Nova norma reforça proteção infantil com classificação indicativa para apps e jogos eletrônicos
A classificação indicativa para apps e jogos eletrônicos passa a fazer parte do sistema oficial de classificação de conteúdos no Brasil. A decisão foi formalizada nesta quarta-feira (15) pelo ministro da Justiça e da Segurança Pública, Ricardo Lewandowski, por meio de uma nova portaria que amplia o alcance das regras até então aplicadas apenas a produtos audiovisuais, como filmes e programas de televisão.
Conteúdos
NOVA FAIXA ETÁRIA E EXPANSÃO DAS REGRAS DE CLASSIFICAÇÃO
Com a mudança, aplicativos e jogos eletrônicos também deverão receber uma classificação indicativa, conforme seu conteúdo e os riscos que apresentam aos usuários. A medida introduz ainda uma nova faixa etária — a de 6 anos — que se soma às já existentes: livre, 10, 12, 14, 16 e 18 anos.
De acordo com o ministro Ricardo Lewandowski, a portaria traz um avanço significativo na proteção infantojuvenil. “A portaria que assinamos é especialmente inovadora ao incluir a chamada interatividade digital”, afirmou. Ele explicou que, até então, a classificação se baseava apenas em elementos como sexo, nudez, drogas e violência.
AVALIAÇÃO DE RISCOS NO AMBIENTE DIGITAL
Lewandowski destacou que a nova regulamentação também passa a considerar os riscos associados ao ambiente online. “A partir de agora serão avaliados riscos presentes em jogos eletrônicos, aplicativos de toda espécie à venda nas redes sociais. Serão averiguadas a possibilidade de contato com adultos desconhecidos, as compras online não autorizadas e as interações potencialmente perigosas com agentes de inteligência artificial”, explicou.
O objetivo da medida, segundo o ministro, é criar mecanismos que favoreçam um ambiente digital mais seguro, educativo e respeitoso, especialmente para as crianças e adolescentes brasileiros.
PROGRAMA FAMÍLIAS FORTES E PRIORIDADE A INVESTIGAÇÕES
Durante o mesmo evento, o governo também lançou vídeos do programa Famílias Fortes, que busca fomentar políticas de prevenção à violência, ao uso de drogas e a problemas de saúde mental. “Nosso objetivo é que até o fim de 2026 o programa beneficie três mil famílias, pelo menos”, afirmou Lewandowski.
Outro ponto apresentado foi a aprovação de um projeto que dá prioridade à tramitação de processos penais envolvendo mortes violentas de crianças e adolescentes. A proposta institui um sistema de monitoramento unificado desses casos, para acelerar as investigações e julgamentos de crimes como homicídio, feminicídio, latrocínio e lesão corporal seguida de morte.
Além disso, foi firmado o Pacto Nacional pela Escuta Protegida, que garante um protocolo específico para atendimento a crianças e adolescentes vítimas ou testemunhas de violência.

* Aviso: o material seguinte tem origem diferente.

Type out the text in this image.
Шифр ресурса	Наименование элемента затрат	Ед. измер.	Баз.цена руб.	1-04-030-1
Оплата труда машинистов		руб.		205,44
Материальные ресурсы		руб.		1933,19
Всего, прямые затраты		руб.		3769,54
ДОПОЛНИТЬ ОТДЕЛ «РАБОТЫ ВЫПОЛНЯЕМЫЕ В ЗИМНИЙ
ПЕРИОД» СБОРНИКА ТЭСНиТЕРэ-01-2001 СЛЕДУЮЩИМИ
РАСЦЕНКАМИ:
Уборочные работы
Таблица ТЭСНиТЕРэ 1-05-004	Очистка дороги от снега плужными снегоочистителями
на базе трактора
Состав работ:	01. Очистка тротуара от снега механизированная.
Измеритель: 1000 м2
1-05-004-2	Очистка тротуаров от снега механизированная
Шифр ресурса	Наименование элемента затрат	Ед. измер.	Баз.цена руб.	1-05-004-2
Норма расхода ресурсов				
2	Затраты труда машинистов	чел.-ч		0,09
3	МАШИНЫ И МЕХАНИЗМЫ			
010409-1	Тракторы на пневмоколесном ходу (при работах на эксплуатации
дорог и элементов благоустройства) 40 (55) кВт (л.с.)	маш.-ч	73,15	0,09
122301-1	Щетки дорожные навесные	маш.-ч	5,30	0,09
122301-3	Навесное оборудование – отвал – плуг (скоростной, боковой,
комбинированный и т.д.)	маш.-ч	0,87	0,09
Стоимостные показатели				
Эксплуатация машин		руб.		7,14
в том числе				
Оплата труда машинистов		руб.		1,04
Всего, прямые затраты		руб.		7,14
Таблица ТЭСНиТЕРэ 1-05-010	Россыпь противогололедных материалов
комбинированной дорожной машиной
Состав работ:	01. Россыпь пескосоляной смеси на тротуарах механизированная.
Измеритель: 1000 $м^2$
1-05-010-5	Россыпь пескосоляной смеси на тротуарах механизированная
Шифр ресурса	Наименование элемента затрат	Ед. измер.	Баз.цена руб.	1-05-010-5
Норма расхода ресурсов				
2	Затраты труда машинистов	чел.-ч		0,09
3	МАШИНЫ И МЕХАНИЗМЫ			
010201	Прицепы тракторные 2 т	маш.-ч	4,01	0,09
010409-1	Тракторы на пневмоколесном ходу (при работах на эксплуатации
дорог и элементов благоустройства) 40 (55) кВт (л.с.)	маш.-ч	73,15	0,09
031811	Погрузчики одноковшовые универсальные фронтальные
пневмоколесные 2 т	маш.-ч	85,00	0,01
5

CENÁRIO DE VIOLÊNCIA EXIGE AÇÃO URGENTE
Lewandowski ressaltou que o país enfrenta um cenário preocupante em relação à violência contra o público infantojuvenil. Segundo dados do Anuário Brasileiro de Segurança Pública de 2025, as mortes violentas intencionais de crianças e adolescentes cresceram 4,2% nos últimos dois anos, totalizando 2.356 casos.
“Este lamentável cenário exige uma ação imediata e coordenada do Estado brasileiro. O projeto Crescer em Paz reafirma o compromisso do governo com a proteção e a dignidade das crianças e dos adolescentes”, afirmou o ministro.
Com o novo pacto, foi também criado um sistema unificado para receber denúncias de violações online, com protocolos de atendimento e encaminhamento aos órgãos competentes.
URGÊNCIA NA PROTEÇÃO DE CRIANÇAS E ADOLESCENTES
A ministra dos Direitos Humanos e da Cidadania, Macaé Evaristo, destacou que cabe ao Estado assegurar a plena garantia de direitos e oportunidades para as novas gerações. “São mais de 54 milhões de crianças e adolescentes no país, mas os dados sobre sua situação de segurança são preocupantes”, disse.
A ministra alertou ainda para o aumento de 245,6% nas interrupções do calendário escolar em razão da violência. “Isso nos mostra a urgência da pauta de prevenção e proteção à vida e à integridade física de nossas crianças e adolescentes”, afirmou.
No ambiente digital, o levantamento mostra 2.543 registros criminais de bullying e 452 de cyberbullying, concentrados em jovens de 10 a 17 anos. “Superar esse cenário é o que tentamos fazer no governo federal. Uma das nossas maiores vitórias no campo de garantias foi a aprovação do ECA Digital neste ano, o que estendeu a proteção do ECA”, concluiu.